NEW REPORT Women Activists Confront Energy Inequality & Dirty Coal in
Phola-Ogies
“We are the victims of pollution and victims of energy poverty”: Coal affected women in Phola-Ogies speak out!
WoMin and the Greater Phola-Ogies Women’s Forum are proud to launch a new Feminist Participatory Action Report (FPAR), “We are the victims of pollution and victims of energy poverty”: Coal affected women in Phola-Ogies Speak Out!
The report profiles women’s voices and experiences of energy poverty in the Phola-Ogies area. In 2018, women activists from the Phola-Ogies Women’s Forum initiated an FPAR process to better understand and analyse the links between mining, water struggles and access to energy in their community. They conducted the research with 200 women on the streets, in their homes, in public spaces such as clinics and through focus group discussions.
Read the report in English
FPAR Booklet 2020-ENGLISH Final
The cost of coal in Mpumalanga
Situated in Mpumalanga province, the town of Ogies and the township of Phola have suffered heavy impacts due to coal activities. Once the food basket of South Africa, Mpumalanga’s once-fertile farmland has been taken over by 13 opencast and underground coal mines, and by 3 coal-fired power stations, including Kusile, which is still under construction. Since the area was declared part of the ‘Highveld Priority Area’ by the South African Government’s Department of Environmental Affairs in 2007, with a plan to address high levels of pollution signed in 2011, the situation has worsened.
South Africa’s dependence on coal for electricity generation, with over 90% of South Africa’s energy coming from dirty coal, has had a devastating impact on the health of people living in affected areas.
Economic growth at the expense of lives
The report lays bare the plight of women when it comes to energy poverty and the effect of big coal projects that forcefully displace communities, destroy natural resources, and impact health and livelihoods. Coal mines and coal-fired power plants benefit the government and “economic growth and development” at the expense of those who live at the coalface of these projects. Power cables pass over their homes to supply mega-industries with energy while communities are left to breathe dirty air, inhale dust, drink contaminated water and struggle to access energy to sustain their lives and livelihoods. In Phola-Ogies, as with many communities across South Africa, it is women who bear the brunt of inadequate access to energy.

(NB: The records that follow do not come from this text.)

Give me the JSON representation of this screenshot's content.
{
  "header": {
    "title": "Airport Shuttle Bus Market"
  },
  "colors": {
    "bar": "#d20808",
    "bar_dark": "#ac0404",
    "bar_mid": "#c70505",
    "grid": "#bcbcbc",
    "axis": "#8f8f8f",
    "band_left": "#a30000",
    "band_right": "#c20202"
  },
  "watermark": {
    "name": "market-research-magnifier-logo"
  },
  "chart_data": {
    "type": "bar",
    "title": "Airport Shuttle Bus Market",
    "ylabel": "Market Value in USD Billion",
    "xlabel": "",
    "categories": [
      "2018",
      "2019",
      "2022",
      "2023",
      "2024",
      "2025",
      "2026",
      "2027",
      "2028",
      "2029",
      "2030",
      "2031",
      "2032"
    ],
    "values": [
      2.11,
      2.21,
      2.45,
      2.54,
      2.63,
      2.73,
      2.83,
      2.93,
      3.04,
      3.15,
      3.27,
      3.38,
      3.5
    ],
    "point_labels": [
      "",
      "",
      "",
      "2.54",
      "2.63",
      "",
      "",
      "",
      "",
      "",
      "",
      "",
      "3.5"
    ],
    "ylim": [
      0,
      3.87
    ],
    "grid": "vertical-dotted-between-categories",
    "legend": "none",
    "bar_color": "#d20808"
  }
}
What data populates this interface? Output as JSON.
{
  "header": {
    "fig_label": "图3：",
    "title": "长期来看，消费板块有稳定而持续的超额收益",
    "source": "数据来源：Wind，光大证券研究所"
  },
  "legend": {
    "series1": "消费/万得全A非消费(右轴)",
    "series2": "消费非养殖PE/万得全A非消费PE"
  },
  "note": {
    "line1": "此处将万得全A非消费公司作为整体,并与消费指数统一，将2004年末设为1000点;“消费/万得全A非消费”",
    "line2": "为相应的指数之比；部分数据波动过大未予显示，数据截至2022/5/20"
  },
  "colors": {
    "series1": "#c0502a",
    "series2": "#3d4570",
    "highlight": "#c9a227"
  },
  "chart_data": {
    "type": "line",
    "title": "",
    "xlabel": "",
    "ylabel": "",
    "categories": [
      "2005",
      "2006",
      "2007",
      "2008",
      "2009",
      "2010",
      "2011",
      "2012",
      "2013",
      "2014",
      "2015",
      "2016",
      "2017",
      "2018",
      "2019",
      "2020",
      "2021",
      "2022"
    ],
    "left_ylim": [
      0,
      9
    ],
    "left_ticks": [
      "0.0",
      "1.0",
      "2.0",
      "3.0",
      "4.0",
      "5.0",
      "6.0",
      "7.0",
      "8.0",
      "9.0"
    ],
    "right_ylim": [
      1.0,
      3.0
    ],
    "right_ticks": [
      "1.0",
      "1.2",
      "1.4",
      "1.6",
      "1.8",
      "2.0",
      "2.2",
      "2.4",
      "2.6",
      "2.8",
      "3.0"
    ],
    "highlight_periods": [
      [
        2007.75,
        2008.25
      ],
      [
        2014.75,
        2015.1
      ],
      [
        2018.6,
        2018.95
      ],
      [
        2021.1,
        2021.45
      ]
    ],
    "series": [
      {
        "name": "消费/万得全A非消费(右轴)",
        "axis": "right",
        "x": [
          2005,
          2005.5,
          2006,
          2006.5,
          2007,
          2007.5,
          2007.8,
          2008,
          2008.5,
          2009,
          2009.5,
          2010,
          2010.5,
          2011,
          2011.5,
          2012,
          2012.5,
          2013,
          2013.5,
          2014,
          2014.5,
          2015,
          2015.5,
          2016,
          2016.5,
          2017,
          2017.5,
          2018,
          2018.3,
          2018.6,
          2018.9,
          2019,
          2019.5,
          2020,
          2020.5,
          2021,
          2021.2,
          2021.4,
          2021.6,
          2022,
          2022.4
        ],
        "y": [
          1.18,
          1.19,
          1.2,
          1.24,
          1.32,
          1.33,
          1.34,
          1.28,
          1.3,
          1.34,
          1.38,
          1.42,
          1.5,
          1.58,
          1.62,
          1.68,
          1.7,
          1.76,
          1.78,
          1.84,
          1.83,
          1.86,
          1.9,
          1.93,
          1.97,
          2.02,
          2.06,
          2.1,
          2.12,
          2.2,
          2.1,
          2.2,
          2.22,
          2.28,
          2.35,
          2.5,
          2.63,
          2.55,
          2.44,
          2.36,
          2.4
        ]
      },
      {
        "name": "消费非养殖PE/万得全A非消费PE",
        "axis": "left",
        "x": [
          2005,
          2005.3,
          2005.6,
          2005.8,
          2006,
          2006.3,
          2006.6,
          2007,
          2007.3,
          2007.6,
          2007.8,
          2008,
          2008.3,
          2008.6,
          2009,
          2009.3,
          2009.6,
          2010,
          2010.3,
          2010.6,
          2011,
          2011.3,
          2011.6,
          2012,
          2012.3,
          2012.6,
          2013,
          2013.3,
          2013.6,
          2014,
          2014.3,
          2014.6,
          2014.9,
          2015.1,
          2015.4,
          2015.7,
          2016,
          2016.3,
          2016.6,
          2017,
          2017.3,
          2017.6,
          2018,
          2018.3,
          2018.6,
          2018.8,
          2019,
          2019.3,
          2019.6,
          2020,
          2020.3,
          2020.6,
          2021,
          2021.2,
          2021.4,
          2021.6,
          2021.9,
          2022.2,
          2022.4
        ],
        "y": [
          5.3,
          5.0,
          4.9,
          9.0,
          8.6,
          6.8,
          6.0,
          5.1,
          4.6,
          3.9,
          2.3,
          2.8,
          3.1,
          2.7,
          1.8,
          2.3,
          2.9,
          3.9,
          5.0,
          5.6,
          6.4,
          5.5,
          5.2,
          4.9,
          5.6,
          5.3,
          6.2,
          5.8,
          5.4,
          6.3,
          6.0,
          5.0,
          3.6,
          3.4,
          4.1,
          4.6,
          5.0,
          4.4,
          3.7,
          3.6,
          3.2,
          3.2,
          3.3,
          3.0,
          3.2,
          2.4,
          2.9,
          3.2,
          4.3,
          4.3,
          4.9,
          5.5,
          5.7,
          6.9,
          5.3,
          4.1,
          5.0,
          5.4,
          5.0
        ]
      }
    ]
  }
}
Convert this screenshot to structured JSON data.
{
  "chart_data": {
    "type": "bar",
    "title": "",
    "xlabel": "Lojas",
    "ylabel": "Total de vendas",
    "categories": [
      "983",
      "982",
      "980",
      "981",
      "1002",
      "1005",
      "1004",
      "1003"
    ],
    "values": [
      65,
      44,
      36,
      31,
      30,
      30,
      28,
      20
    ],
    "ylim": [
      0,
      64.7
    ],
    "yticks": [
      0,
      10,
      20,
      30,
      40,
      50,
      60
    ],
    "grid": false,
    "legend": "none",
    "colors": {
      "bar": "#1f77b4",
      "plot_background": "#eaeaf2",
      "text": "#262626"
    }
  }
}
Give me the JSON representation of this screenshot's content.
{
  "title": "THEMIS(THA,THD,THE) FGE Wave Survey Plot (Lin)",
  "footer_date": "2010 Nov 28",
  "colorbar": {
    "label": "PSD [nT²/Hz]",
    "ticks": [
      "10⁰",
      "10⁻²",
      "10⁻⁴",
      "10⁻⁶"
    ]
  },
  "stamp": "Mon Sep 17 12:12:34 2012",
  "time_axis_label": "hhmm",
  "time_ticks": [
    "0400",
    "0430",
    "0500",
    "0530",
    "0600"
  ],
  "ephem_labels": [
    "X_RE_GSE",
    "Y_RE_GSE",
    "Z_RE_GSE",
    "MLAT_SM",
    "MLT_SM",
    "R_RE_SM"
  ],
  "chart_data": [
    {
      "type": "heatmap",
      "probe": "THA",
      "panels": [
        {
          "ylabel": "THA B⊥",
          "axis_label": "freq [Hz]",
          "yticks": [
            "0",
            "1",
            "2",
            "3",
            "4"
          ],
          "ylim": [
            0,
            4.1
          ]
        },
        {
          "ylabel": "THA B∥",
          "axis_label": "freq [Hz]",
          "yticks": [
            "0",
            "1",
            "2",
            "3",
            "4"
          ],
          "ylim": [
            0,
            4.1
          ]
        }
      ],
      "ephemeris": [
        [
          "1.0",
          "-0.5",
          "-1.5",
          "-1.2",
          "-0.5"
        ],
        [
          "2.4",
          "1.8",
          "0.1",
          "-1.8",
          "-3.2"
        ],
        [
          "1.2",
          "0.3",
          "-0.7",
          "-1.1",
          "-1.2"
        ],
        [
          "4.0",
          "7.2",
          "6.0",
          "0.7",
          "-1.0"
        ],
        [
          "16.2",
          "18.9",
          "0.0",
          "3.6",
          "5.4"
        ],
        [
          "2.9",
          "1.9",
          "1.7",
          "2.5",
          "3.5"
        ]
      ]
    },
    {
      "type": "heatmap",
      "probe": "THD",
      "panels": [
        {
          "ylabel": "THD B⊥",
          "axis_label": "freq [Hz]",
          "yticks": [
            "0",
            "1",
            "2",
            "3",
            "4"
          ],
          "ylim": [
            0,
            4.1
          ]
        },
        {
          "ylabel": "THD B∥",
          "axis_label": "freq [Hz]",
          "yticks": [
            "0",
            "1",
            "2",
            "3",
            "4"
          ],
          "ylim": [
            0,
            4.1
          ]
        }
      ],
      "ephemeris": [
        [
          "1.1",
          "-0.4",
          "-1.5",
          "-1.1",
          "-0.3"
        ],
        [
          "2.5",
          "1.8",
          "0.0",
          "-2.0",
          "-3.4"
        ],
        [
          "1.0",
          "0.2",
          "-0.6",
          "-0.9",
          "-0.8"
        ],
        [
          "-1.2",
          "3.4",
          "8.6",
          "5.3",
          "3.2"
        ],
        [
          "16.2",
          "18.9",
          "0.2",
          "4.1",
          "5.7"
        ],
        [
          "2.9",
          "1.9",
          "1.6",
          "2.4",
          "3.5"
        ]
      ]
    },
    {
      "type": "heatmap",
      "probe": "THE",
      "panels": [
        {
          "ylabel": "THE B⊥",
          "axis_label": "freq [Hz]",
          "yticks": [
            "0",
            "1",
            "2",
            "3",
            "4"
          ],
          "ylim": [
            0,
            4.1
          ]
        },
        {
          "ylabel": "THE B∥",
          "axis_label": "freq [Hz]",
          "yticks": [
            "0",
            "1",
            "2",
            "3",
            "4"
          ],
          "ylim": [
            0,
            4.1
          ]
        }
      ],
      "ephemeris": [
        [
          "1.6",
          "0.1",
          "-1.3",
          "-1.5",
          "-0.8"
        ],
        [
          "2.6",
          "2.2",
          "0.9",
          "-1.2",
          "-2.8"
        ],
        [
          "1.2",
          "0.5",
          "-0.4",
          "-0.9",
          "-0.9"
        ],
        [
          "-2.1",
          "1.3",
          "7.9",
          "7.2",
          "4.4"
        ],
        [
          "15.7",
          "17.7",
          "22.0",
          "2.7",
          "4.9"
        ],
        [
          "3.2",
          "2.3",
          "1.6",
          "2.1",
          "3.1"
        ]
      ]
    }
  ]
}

Women demand a transition to people-owned power
This ground-breaking report draws its conclusion by calling on the government to transition to people- owned power which is sustainable, clean, safe and affordable. The women of Phola-Ogies demand that their voices be heard when it comes to the decision-making process on access to energy. They equally demand that their rights to a healthy environment, good air quality, clean water, energy justice and to Life be respected. They refuse to be the “victims of pollution and victims of energy poverty.”
On 10 November 2020, the report will launch in Phola, Mpumalanga at the Siyathokoza Community Centre. Over sixty women from the community along with women activists from the provinces of KwaZulu-Natal, Free State, Limpopo and North West who have similar experiences of energy poverty and the harmful impacts of extractivism will share their testimonies.
November 10 is a day of importance for environmental defenders across the African continent. On this date, the Ogoni 9 from the Movement for the Survival of Ogoni People (MOSOP) in Nigeria were hanged for resisting oil extraction in their territory. In the wake of the brutal assassination of activist, Fikile Ntshangase who had resolved to stand with her community and say NO to the expansion of the Tendele coal mine in Somkhele, KwaZulu-Natal, South Africa – the voices of the women from Phola-Ogies are that much more vital to ongoing struggles for energy and climate justice.